Kowalski frowned. “I’ve already had my swim for the day, and I don’t feel like being sucked down to nowhere.”
“Smell the water,” Gray said. “It’s fresh seawater. This is just one big circulating pump. From the ocean to here and back out again.”
Mac heard him, perhaps concentrating on their talk versus his pain. “According to a compass reading I took before, this cavern does angle toward the sea, but the ocean still has to be a mile off.”
Bailey frowned at Gray. “Then how do you propose to—?”
They reached the end of the gold stairs and Gray pointed to the circle of bronze fish around the lake. “We’ll take the Phaeacians’ subs.”
8:16 P.M.
He’s finally lost it . . .
Kowalski climbed off the last step and gaped at the huge ring of fish. There were hundreds, each tilted at an angle, as if ready to spray water and create a fountain worthy of Vegas.
Kowalski rushed after Gray. “Why do you think they’re submarines?”
“As we said before, the Phaeacians were no fools. They wouldn’t trap themselves down here without an escape route.”
Kowalski pointed to the massive whirlpool. “And you think that’s their escape route?”
“By necessity, it would have to be centrally located. And that’s as central as you can get.”
“But still . . .”
“Plus, the thrones,” Gray added. “Sculpted there in gold, you can see these same curl-tailed fish depicted, plying the seas alongside the Phaeacians’ ships.”

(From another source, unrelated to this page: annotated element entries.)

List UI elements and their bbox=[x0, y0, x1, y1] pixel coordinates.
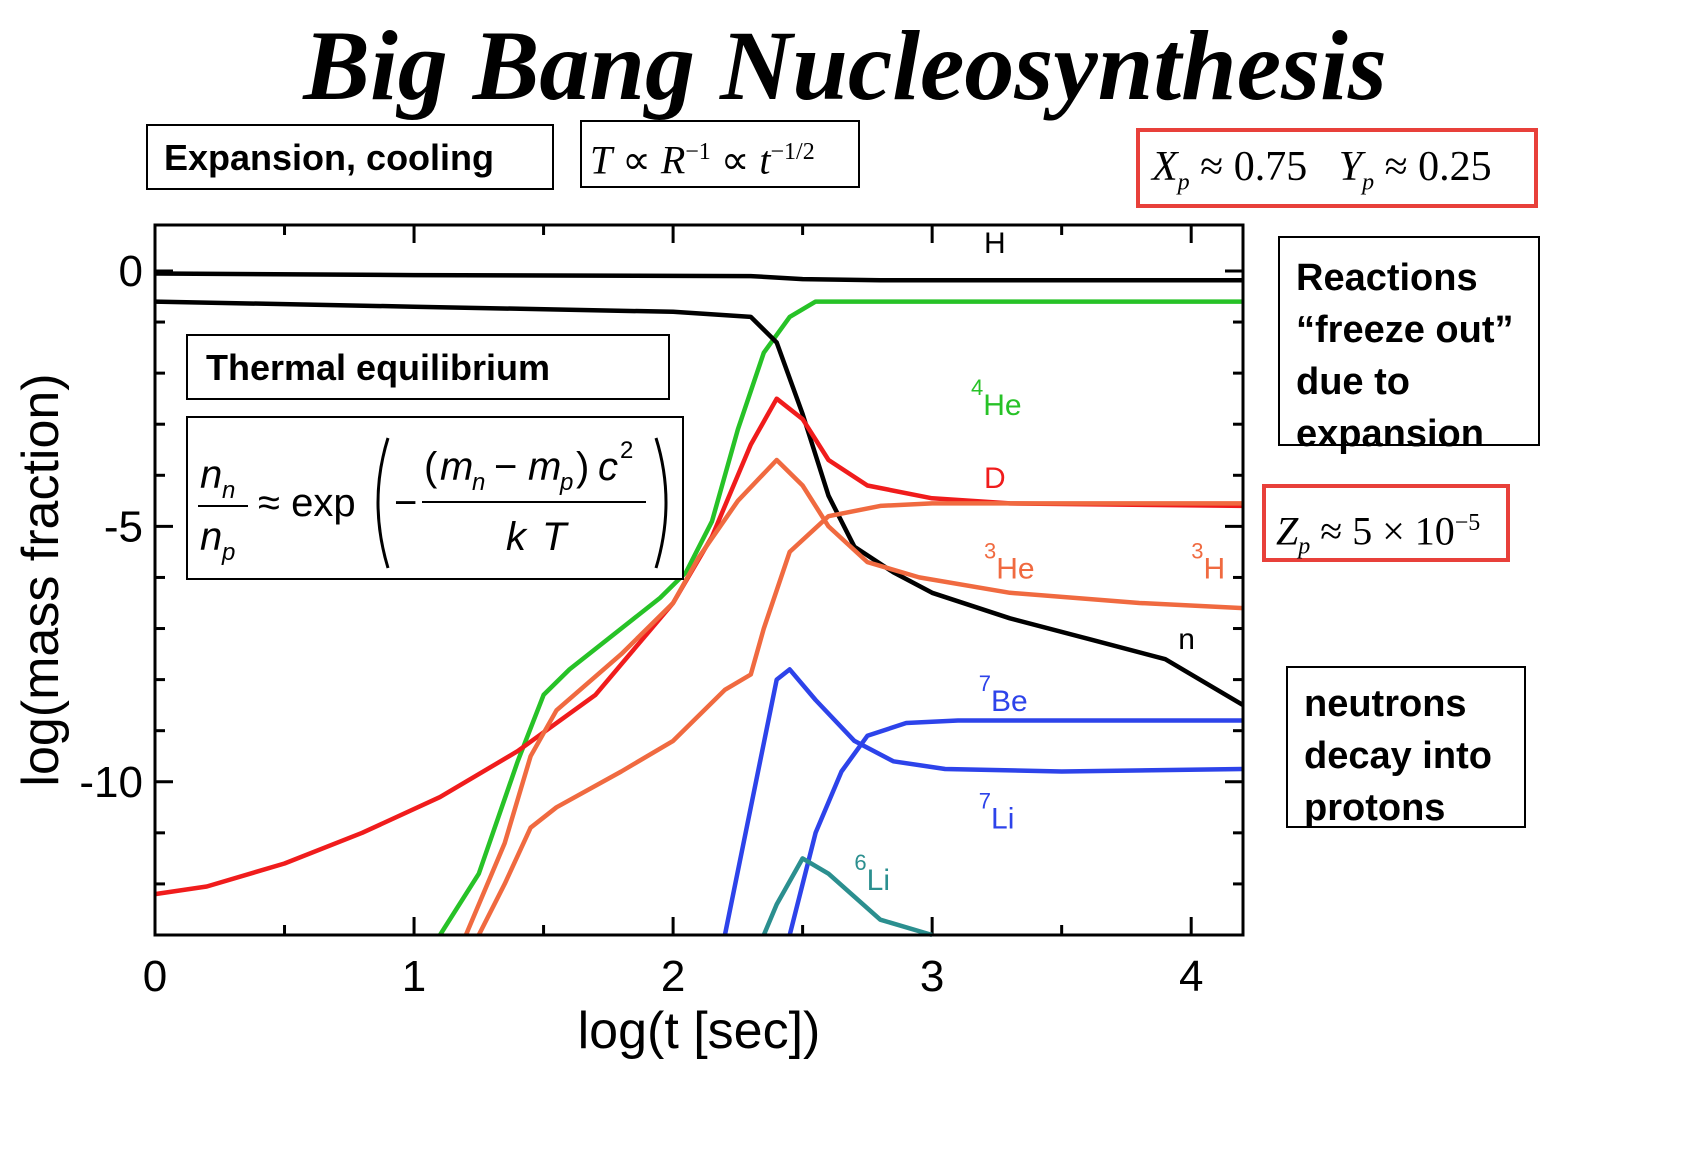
x-tick-label: 4 bbox=[1179, 952, 1203, 1001]
curve-label-3H: 3H bbox=[1191, 538, 1225, 585]
symbol-prop-1: ∝ bbox=[622, 137, 651, 183]
formula-c: c bbox=[598, 445, 618, 489]
curve-label-n: n bbox=[1178, 623, 1195, 656]
exponent-t: −1/2 bbox=[770, 139, 815, 165]
formula-sub-p: p bbox=[559, 469, 573, 496]
freeze-out-line-3: due to bbox=[1296, 361, 1410, 403]
plot-frame bbox=[153, 223, 1245, 937]
x-tick-label: 2 bbox=[661, 952, 685, 1001]
curve-4He bbox=[438, 299, 1243, 937]
curve-label-6Li: 6Li bbox=[854, 850, 890, 897]
formula-m-n: m bbox=[440, 445, 473, 489]
formula-approx-exp: ≈ exp bbox=[258, 481, 356, 525]
boltzmann-formula-svg: n n n p ≈ exp − ( m n − m p ) c 2 k T bbox=[198, 437, 668, 569]
x-tick-label: 3 bbox=[920, 952, 944, 1001]
x-tick-label: 0 bbox=[143, 952, 167, 1001]
x-axis-label: log(t [sec]) bbox=[578, 1002, 821, 1060]
formula-sub-n-top: n bbox=[222, 477, 235, 504]
formula-open-paren: ( bbox=[424, 445, 438, 489]
symbol-prop-2: ∝ bbox=[720, 137, 750, 183]
curve-label-4He: 4He bbox=[971, 375, 1022, 422]
exponent-Zp: −5 bbox=[1454, 510, 1481, 536]
neutron-decay-line-1: neutrons bbox=[1304, 683, 1467, 725]
boltzmann-formula-box: n n n p ≈ exp − ( m n − m p ) c 2 k T bbox=[186, 416, 684, 580]
curve-7Li bbox=[787, 718, 1243, 936]
symbol-T: T bbox=[590, 137, 613, 183]
tick-labels: 0 1 2 3 4 0 -5 -10 bbox=[79, 247, 1203, 1001]
curve-label-7Li: 7Li bbox=[979, 789, 1015, 836]
freeze-out-line-4: expansion bbox=[1296, 413, 1484, 455]
curve-3H bbox=[476, 501, 1243, 937]
curve-n bbox=[154, 299, 1245, 708]
page-title: Big Bang Nucleosynthesis bbox=[303, 10, 1387, 121]
exponent-R: −1 bbox=[685, 139, 711, 165]
symbol-X: X bbox=[1152, 144, 1178, 190]
y-tick-label: -10 bbox=[79, 758, 143, 807]
formula-n-top: n bbox=[200, 453, 222, 497]
value-Yp: ≈ 0.25 bbox=[1384, 144, 1492, 190]
subscript-Yp: p bbox=[1362, 169, 1375, 196]
freeze-out-box: Reactions “freeze out” due to expansion bbox=[1278, 236, 1540, 455]
y-tick-label: -5 bbox=[104, 502, 143, 551]
formula-inner-minus: − bbox=[494, 445, 517, 489]
temperature-scaling-box: T ∝ R−1 ∝ t−1/2 bbox=[580, 120, 860, 188]
curve-H bbox=[154, 271, 1243, 283]
thermal-equilibrium-box: Thermal equilibrium bbox=[186, 334, 670, 400]
curve-label-7Be: 7Be bbox=[979, 671, 1028, 718]
formula-k: k bbox=[506, 515, 528, 559]
symbol-t: t bbox=[759, 137, 771, 183]
formula-right-paren bbox=[654, 437, 668, 569]
curve-label-3He: 3He bbox=[984, 538, 1035, 585]
symbol-Z: Z bbox=[1276, 508, 1299, 554]
freeze-out-line-1: Reactions bbox=[1296, 257, 1478, 299]
primordial-abundances-box: Xp ≈ 0.75 Yp ≈ 0.25 bbox=[1136, 128, 1538, 208]
subscript-Zp: p bbox=[1298, 533, 1311, 560]
expansion-cooling-box: Expansion, cooling bbox=[146, 124, 554, 190]
value-Zp: ≈ 5 × 10 bbox=[1320, 508, 1455, 554]
symbol-Y: Y bbox=[1338, 144, 1363, 190]
neutron-decay-box: neutrons decay into protons bbox=[1286, 666, 1526, 829]
abundance-curves bbox=[154, 271, 1245, 938]
curve-labels: H 4He n D 3He 3H 7Be 7Li 6Li bbox=[854, 227, 1225, 897]
curve-7Be bbox=[722, 667, 1244, 936]
subscript-Xp: p bbox=[1177, 169, 1190, 196]
thermal-equilibrium-label: Thermal equilibrium bbox=[206, 347, 551, 388]
expansion-cooling-label: Expansion, cooling bbox=[164, 137, 495, 178]
axis-ticks bbox=[153, 225, 1243, 937]
metallicity-box: Zp ≈ 5 × 10−5 bbox=[1262, 484, 1510, 562]
y-tick-label: 0 bbox=[119, 247, 143, 296]
symbol-R: R bbox=[660, 137, 686, 183]
curve-label-D: D bbox=[984, 462, 1006, 495]
neutron-decay-line-2: decay into bbox=[1304, 735, 1492, 777]
formula-close-paren: ) bbox=[576, 445, 589, 489]
formula-c-exp: 2 bbox=[620, 437, 633, 464]
formula-n-bottom: n bbox=[200, 515, 222, 559]
formula-left-paren bbox=[376, 437, 390, 569]
formula-minus: − bbox=[394, 481, 417, 525]
curve-3He bbox=[463, 457, 1244, 936]
freeze-out-line-2: “freeze out” bbox=[1296, 309, 1514, 351]
formula-T: T bbox=[542, 515, 569, 559]
y-axis-label: log(mass fraction) bbox=[12, 373, 70, 786]
formula-sub-p-bottom: p bbox=[221, 539, 235, 566]
curve-label-H: H bbox=[984, 227, 1006, 260]
value-Xp: ≈ 0.75 bbox=[1200, 144, 1308, 190]
x-tick-label: 1 bbox=[402, 952, 426, 1001]
formula-m-p: m bbox=[528, 445, 561, 489]
curve-6Li bbox=[761, 856, 933, 938]
formula-sub-n: n bbox=[472, 469, 485, 496]
neutron-decay-line-3: protons bbox=[1304, 787, 1446, 829]
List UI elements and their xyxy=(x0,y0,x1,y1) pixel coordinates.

As proof, Gray took them to one of the bronze fish. It was the size of a minivan, but he found footholds down one flank and clambered up.
Movement drew Kowalski’s gaze higher.
Charybdis wasn’t the only Greek monster here.
On the far side of the lake, a six-headed crocodilian dragon swung all of its heads toward Gray. Drawn by the motion, their chatter, or maybe Gray’s trespass.
“I think you’re pissing someone off,” Kowalski warned. “And this time, it’s not me.”